Thomas M. Cooley in his "A Treatise on the Constitutional Limitations," Vol. 1, Eight Edition, Little, Brown
and Company, Boston, explained:

... The legislative and judicial are coordinate departments of the government, of equal dignity; each is alike
supreme in the exercise of its proper functions, and cannot directly or indirectly, while acting within the limits of
its authority, be subjected to the control or supervision of the other, without an unwarrantable assumption by that
other of power which, by the Constitution, is not conferred upon it. The Constitution apportions the powers of
government, but it does not make any one of the three departments subordinate to another, when exercising the
trust committed to it. The courts may declare legislative enactments unconstitutional and void in some cases, but
not because the judicial power is superior in degree or dignity to the legislative.
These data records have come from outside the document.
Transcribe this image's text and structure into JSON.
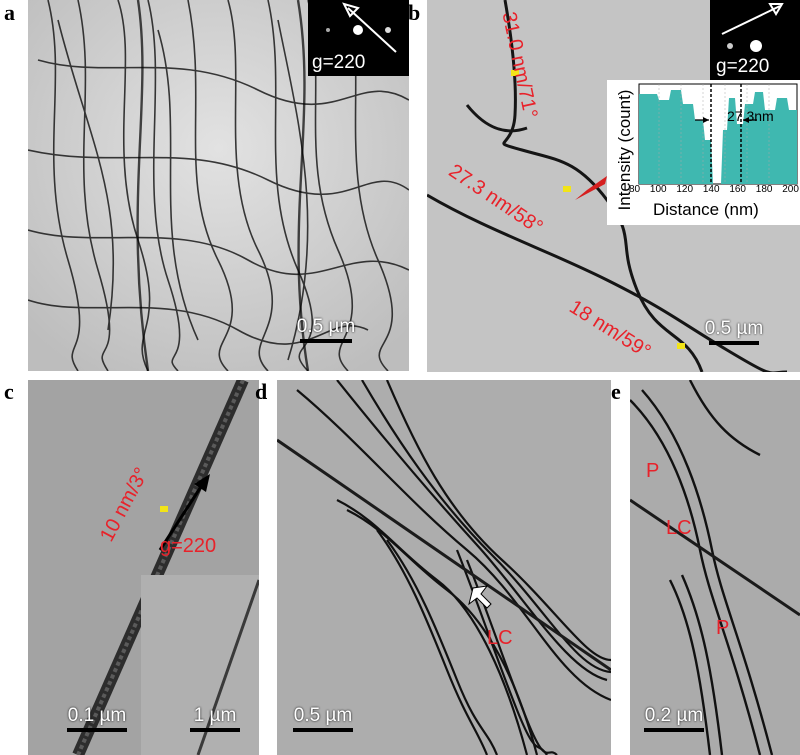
{
  "panels": {
    "a": {
      "label": "a",
      "scale": "0.5 µm",
      "diffraction": "g=220"
    },
    "b": {
      "label": "b",
      "scale": "0.5 µm",
      "diffraction": "g=220",
      "annotations": [
        "31.0 nm/71°",
        "27.3 nm/58°",
        "18 nm/59°"
      ],
      "plot": {
        "ylabel": "Intensity (count)",
        "xlabel": "Distance (nm)",
        "xticks": [
          "80",
          "100",
          "120",
          "140",
          "160",
          "180",
          "200"
        ],
        "width_label": "27.3nm"
      }
    },
    "c": {
      "label": "c",
      "scale": "0.1 µm",
      "inset_scale": "1 µm",
      "annotation": "10 nm/3°",
      "vector": "g=220"
    },
    "d": {
      "label": "d",
      "scale": "0.5 µm",
      "annotation": "LC"
    },
    "e": {
      "label": "e",
      "scale": "0.2 µm",
      "annotations": [
        "P",
        "LC",
        "P"
      ]
    }
  },
  "colors": {
    "annotation": "#e8222a",
    "marker": "#f2e418",
    "plot_fill": "#3fb8b0",
    "arrow": "#d61f1f"
  }
}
Being required to declare what
the law is in the cases which come before them, they must enforce the Constitution, as the paramount law,
whenever a legislative enactment comes in conflict with it. But the courts sit, not to review or revise the legislative
action, but to enforce the legislative will, and it is only where they find that the legislature has failed to keep within
its constitutional limits, that they are at liberty to disregard its action; and in doing so, they only do what every
private citizen may do in respect to the mandates of the courts when the judges assumed to act and to render
judgments or decrees without jurisdiction. "In exercising this high authority, the judges claim no judicial
supremacy; they are only the administrators of the public will. If an act of the legislature is held void, it is not
because the judges have any control over the legislative power, but because the act is forbidden by the
Constitution, and because the will of the people, which is therein declared, is paramount to that of their
representatives expressed in any law." [Lindsay v. Commissioners, & c., 2 Bay, 38, 61; People v. Rucker, 5 Col. 5;
Russ v. Com., 210 Pa. St. 544; 60 Atl. 169, 1 L.R.A. [N.S.] 409, 105 Am. St. Rep. 825] (pp. 332-334).
o Indeed, where the legislature or the executive branch is acting within the limits of its authority, the judiciary
cannot and ought not to interfere with the former. But where the legislature or the executive acts beyond the
scope of its constitutional powers, it becomes the duty of the judiciary to declare what the other branches of
the government had assumed to do as void.